McIntyre’s initial reaction was to exclaim “Oh crap.” He and his associates searched the internet and read through IRS publications in an attempt to find answers without resorting to hiring a costly lawyer. The California Franchise Tax Board initially clarified that the California inflation relief, also referred to as the Middle Class Refund, is not considered taxable income and thus does not need to be reported on 2022 tax returns. The IRS later issued guidance on this matter, weeks after the filing season commenced, and several individuals, including McIntyre, sought answers from The Bee.
IRS Neglects Duties as California Taxpayers
According to the National Taxpayer, the failure to identify and address this matter prior to the start of the filing season implies that someone, or perhaps everyone involved, was negligent in their responsibilities. There remains a lack of clarity on the course of action for individuals who have already filed a return and paid taxes on the refund. The IRS has announced that it will provide guidance on this matter in due course. This chaos is only the latest among a series of challenges the tax agency has encountered in recent years.
In 2021, a mere 11% of the IRS consumer calls were able to connect with a representative.

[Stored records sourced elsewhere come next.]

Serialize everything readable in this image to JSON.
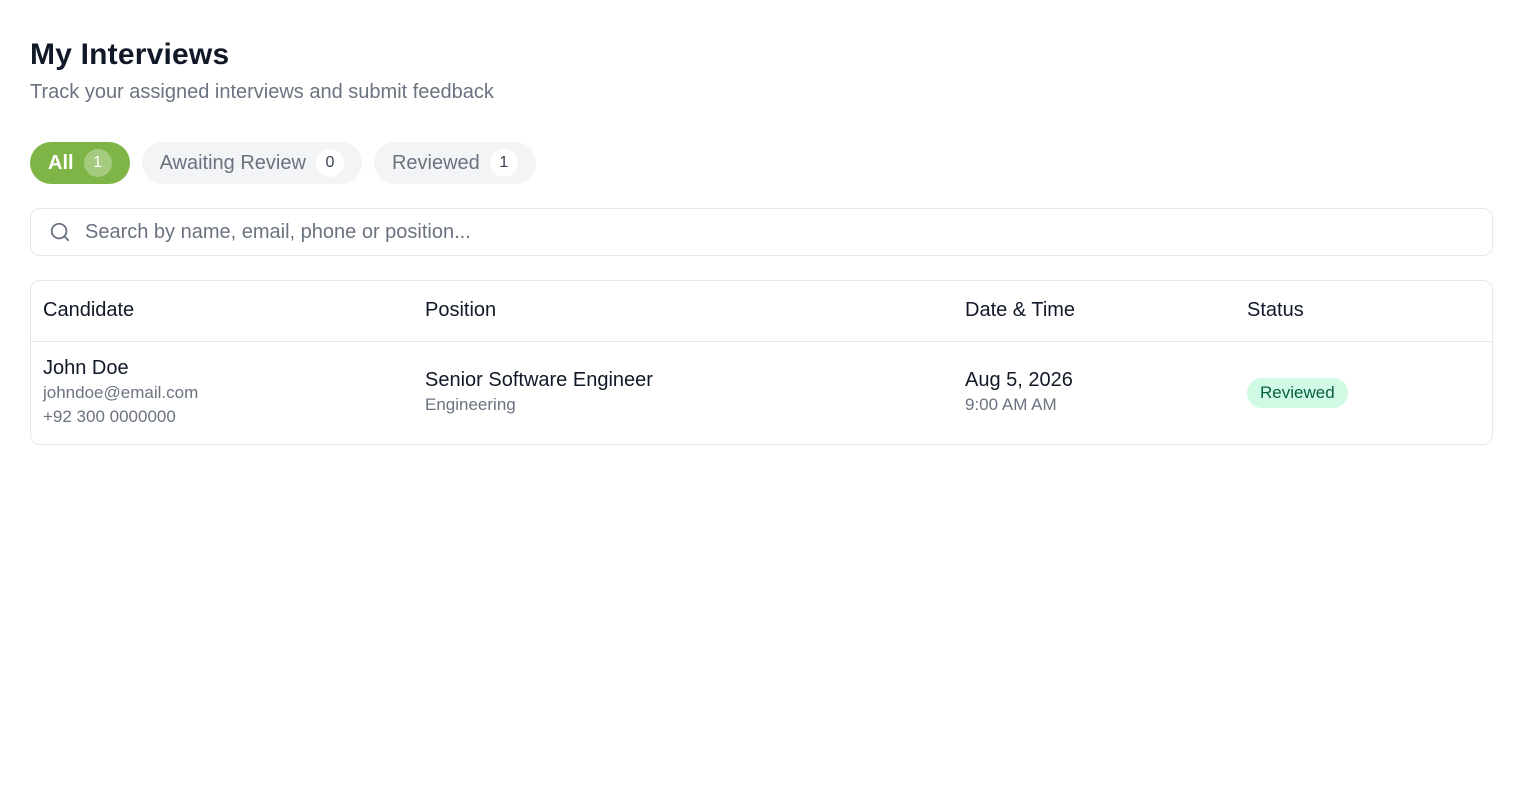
{
  "header": {
    "title": "My Interviews",
    "subtitle": "Track your assigned interviews and submit feedback"
  },
  "tabs": [
    {
      "label": "All",
      "count": "1",
      "active": true
    },
    {
      "label": "Awaiting Review",
      "count": "0",
      "active": false
    },
    {
      "label": "Reviewed",
      "count": "1",
      "active": false
    }
  ],
  "search": {
    "icon": "search-icon",
    "placeholder": "Search by name, email, phone or position...",
    "value": ""
  },
  "table": {
    "columns": [
      "Candidate",
      "Position",
      "Date & Time",
      "Status"
    ],
    "rows": [
      {
        "name": "John Doe",
        "email": "johndoe@email.com",
        "phone": "+92 300 0000000",
        "position": "Senior Software Engineer",
        "department": "Engineering",
        "date": "Aug 5, 2026",
        "time": "9:00 AM AM",
        "status": "Reviewed"
      }
    ]
  },
  "colors": {
    "accent": "#7fb547",
    "status_reviewed_bg": "#d1fae5",
    "status_reviewed_text": "#065f46"
  }
}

Mail inquiries were responded to, on average, 251 days after they were sent. The IRS may now face a fresh wave of consumer inquiries, which could have been avoided.
Individuals are not receiving the required level of service
During his confirmation hearing for the position of IRS commissioner in the Senate Finance Committee last week, Daniel Werfel acknowledged the dire need for improvements in consumer service. He pledged to enhance agency operations, emphasizing that taxpayers who are honest and hardworking and require aid in fulfilling their tax responsibilities are not receiving the necessary level of service.
The Inflation Reduction Act of last year allocated an extra $79.6 million to aid the agency in modernizing and enhancing its services. Advocacy groups, as well as Collins, have been cautioning about the inadequacy of operations in several ways. The IRS failed to provide timely information and guidance in the California and Virginia situations, which had a significant impact. Collins stated that the effects of the delay are difficult to exaggerate.
Virginia officials held a similar perspective. According to its Department of Taxation, individuals who itemized their deductions might need to declare the rebate amount they received as income on their federal return. Software developers had to allocate their time and resources to determining the appropriate course of action and were confronted with an IRS decision that differed from their assumptions.
The absence of timely advice may result in additional postponements in resolving taxpayer accounts. Collins remarked, “This was a well-known problem that had consequences for tens of millions of taxpayers, tax return preparers (who still file most federal income tax returns), and tax software developers.”